Nobody who has investigated the "Haven Monahan" story told by Jackie's friends had considered the possibility that he was the invention of one or more of those friends, right? That possibility hadn't occurred to anyone asking questions about Jackie's assault until I mentioned it? You're supposed to consider all possible explanations for everything connected with a crime, aren't you?
Let's say, for the sake of argument, that Jackie had invented Haven Monahan, to try to convince Mr. Duffin to go out with her. Let's say that she also told her friends that her date for the night of September 28, 2012 was Mr. Monahan. Do you think that she might have been waiting for Mr. Duffin or one of her other friends to figure out that there was no Haven Monahan, and that she would have then laughingly confessed that he was her invention, with no harm done to anyone (except me, of course, at a distance, having gotten another joke made about my voyeurism problem), if her real date hadn't gotten her raped the night of September 28, 2012?
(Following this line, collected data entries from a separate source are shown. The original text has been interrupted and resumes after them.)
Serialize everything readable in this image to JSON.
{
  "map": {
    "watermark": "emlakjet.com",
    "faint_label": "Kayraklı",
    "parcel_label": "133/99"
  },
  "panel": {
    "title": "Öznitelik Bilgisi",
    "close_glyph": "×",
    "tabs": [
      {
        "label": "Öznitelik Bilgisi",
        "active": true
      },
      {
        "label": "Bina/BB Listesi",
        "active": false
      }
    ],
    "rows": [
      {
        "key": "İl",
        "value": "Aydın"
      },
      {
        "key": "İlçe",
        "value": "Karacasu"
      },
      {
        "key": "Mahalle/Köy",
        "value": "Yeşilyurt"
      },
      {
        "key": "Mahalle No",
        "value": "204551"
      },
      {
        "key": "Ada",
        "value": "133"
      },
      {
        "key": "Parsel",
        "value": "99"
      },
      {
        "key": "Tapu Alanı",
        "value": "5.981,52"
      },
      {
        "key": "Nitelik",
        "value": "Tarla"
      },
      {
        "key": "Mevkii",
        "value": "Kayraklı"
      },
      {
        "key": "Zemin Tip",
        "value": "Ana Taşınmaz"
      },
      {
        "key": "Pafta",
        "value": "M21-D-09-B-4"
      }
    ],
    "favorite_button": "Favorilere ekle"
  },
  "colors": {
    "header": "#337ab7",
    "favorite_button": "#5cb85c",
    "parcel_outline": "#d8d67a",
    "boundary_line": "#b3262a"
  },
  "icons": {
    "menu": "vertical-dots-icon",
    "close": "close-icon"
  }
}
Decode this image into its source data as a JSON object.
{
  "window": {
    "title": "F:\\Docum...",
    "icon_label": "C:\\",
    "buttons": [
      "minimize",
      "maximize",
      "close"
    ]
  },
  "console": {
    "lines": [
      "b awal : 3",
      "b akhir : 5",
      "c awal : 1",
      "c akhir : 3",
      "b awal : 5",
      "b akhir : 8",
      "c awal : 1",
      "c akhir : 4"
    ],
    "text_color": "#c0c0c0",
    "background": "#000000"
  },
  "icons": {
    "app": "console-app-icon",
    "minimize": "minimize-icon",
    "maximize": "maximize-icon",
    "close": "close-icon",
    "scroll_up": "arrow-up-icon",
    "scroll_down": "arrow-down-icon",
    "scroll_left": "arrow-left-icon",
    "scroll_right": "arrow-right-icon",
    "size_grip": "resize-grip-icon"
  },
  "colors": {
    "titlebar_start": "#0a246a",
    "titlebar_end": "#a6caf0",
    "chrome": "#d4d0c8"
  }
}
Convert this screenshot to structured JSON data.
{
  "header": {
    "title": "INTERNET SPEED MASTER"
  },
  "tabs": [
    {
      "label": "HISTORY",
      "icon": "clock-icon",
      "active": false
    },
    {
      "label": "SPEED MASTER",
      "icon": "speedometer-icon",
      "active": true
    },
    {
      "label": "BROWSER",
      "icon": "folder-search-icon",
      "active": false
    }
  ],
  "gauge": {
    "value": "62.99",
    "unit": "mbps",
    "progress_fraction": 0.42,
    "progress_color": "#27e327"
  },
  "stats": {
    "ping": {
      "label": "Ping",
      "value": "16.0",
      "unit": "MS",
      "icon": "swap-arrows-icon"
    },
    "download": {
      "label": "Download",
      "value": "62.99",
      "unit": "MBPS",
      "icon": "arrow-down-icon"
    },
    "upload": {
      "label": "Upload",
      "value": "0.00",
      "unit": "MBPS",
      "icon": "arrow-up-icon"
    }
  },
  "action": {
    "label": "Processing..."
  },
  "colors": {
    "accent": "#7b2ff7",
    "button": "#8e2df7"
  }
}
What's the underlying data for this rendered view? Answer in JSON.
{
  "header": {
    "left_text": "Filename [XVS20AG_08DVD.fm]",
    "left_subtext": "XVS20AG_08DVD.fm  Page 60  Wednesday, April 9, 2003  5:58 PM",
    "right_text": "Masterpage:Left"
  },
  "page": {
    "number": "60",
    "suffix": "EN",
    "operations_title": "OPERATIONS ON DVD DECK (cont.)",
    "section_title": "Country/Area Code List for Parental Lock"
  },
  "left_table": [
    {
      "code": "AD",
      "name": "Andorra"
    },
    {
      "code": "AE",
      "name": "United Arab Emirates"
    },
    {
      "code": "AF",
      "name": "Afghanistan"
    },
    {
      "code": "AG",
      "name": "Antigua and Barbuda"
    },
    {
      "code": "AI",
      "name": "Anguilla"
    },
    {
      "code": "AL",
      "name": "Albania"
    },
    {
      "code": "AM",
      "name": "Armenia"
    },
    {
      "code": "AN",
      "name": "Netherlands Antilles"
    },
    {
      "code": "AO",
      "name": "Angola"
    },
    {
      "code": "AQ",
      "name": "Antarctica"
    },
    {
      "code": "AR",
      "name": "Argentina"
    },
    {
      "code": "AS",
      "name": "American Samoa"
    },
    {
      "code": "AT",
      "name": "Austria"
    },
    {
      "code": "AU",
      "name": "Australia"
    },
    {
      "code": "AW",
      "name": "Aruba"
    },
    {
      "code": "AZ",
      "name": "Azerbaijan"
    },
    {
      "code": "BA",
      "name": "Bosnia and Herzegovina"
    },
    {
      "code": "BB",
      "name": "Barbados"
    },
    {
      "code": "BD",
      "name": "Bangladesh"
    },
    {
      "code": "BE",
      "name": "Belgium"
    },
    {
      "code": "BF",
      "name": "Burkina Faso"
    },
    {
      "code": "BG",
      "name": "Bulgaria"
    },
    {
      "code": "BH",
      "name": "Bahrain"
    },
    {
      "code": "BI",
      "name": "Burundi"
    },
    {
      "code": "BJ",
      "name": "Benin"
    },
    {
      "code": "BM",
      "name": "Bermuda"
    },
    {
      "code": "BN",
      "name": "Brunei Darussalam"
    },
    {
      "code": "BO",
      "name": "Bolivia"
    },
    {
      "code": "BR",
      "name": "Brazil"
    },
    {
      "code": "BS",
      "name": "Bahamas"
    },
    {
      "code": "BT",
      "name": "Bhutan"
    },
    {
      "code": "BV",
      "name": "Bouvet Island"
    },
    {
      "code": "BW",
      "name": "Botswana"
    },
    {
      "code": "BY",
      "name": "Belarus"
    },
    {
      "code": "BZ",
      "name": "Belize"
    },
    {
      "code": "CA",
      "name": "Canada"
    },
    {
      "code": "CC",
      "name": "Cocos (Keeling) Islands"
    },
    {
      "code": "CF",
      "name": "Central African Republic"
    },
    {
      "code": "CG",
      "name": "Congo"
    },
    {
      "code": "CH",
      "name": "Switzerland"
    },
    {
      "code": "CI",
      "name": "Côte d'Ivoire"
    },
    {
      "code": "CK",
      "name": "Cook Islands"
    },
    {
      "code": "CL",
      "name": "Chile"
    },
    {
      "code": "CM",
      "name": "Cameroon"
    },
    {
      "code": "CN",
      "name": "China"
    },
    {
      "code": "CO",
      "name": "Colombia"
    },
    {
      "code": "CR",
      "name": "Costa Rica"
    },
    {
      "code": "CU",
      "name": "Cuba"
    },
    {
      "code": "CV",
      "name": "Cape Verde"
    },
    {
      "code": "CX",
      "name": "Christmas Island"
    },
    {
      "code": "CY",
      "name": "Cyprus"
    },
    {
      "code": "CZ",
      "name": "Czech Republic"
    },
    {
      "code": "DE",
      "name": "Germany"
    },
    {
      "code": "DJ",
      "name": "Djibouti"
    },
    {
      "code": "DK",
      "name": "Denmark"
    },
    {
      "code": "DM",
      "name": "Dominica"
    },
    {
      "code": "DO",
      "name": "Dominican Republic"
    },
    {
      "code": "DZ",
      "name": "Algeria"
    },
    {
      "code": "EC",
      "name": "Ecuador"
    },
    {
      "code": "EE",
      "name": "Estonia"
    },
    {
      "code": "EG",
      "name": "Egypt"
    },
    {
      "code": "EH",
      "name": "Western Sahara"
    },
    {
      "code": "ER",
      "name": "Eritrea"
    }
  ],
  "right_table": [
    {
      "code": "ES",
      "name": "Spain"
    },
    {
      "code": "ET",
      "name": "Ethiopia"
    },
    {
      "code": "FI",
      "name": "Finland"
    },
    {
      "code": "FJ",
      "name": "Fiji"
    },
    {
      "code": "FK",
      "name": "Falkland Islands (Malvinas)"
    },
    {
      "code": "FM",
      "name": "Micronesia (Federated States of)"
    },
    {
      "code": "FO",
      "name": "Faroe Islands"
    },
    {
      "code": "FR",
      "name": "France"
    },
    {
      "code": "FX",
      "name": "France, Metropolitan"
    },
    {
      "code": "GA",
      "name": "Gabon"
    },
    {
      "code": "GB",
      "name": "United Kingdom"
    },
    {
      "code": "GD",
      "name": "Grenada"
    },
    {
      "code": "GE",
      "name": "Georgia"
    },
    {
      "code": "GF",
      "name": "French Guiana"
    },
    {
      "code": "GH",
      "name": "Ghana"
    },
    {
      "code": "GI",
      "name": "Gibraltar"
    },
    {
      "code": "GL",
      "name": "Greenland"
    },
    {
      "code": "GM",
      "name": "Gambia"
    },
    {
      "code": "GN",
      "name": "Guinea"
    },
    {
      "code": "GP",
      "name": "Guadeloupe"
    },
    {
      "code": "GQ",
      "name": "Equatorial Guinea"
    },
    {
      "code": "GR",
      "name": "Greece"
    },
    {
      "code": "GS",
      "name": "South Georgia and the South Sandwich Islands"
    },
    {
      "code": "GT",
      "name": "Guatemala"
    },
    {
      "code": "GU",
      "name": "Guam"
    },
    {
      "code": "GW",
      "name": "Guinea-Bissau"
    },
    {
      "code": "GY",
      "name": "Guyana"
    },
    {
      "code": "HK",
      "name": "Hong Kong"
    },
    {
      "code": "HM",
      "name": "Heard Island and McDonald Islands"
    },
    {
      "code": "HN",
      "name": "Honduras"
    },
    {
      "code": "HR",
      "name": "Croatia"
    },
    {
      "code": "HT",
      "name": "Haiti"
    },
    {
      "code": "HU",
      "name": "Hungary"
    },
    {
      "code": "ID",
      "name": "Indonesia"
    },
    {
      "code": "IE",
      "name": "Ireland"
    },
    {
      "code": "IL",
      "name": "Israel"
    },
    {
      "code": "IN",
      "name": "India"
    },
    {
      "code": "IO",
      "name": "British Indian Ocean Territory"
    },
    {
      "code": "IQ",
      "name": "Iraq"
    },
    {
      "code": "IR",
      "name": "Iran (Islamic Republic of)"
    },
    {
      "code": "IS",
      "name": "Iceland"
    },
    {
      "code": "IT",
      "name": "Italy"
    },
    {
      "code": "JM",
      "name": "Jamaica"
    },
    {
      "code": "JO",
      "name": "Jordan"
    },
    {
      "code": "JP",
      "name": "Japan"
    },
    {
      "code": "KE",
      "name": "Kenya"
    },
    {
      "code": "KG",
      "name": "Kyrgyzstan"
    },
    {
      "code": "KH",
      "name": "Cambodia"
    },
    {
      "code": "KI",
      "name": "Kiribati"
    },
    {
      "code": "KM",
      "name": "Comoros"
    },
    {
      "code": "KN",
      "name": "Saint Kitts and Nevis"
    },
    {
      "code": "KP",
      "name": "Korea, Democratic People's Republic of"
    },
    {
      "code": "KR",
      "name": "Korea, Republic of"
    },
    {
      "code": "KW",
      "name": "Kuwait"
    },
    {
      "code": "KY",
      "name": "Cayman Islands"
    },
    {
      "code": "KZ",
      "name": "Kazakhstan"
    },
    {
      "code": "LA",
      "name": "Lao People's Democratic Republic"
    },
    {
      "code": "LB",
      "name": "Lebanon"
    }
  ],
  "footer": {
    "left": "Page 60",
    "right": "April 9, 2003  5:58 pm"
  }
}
When the three friends went to meet Jackie after the assault, did she tell them that "Haven Monahan" had raped her, or did she just say that she was raped, or, with her Haven Monahan joke unexpectedly hitting against the serious fact of her being raped, did she not know how to tell her friends, at that time, that there was no Haven Monahan but that there was a real lifeguard who took her to the party and who was part of the sexual assault that happened at that party?
If her friends didn't take her being assaulted seriously, and Mr. Duffin was the only one of the three of them who had at least initially suggested that the police be called and she be taken to a hospital, that could be why, days later, in the aftermath of the rape, Jackie decided to write the "Haven Monahan" email to Mr. Duffin. Her motivation would be her total vulnerability, and her gratitude to Mr. Duffin for even having suggested, at first, that she seek medical care and police attention about the assault. If she had not known how to clarify to her friends who had raped her, but her friends had also not taken the rape seriously so that she, with her emotions in more of a tumult than ever before in her life, also had times when she treated herself as if the assault didn't matter, she might have overlooked the strangeness of "Haven Monahan" contacting Mr. Duffin days after the assault.
Although few people get to adulthood painlessly, there are people who are fortunate enough to grow into adulthood gradually. Then there are people who, at 18 or younger, have life experiences forced upon them that would be devastating for fully grown adults way past the age of 18. Perhaps Jackie didn't get much time to "put childish things away" (1 Corinthians 13:11) before she was forced to contend with one of the worst things that can ever happen to someone.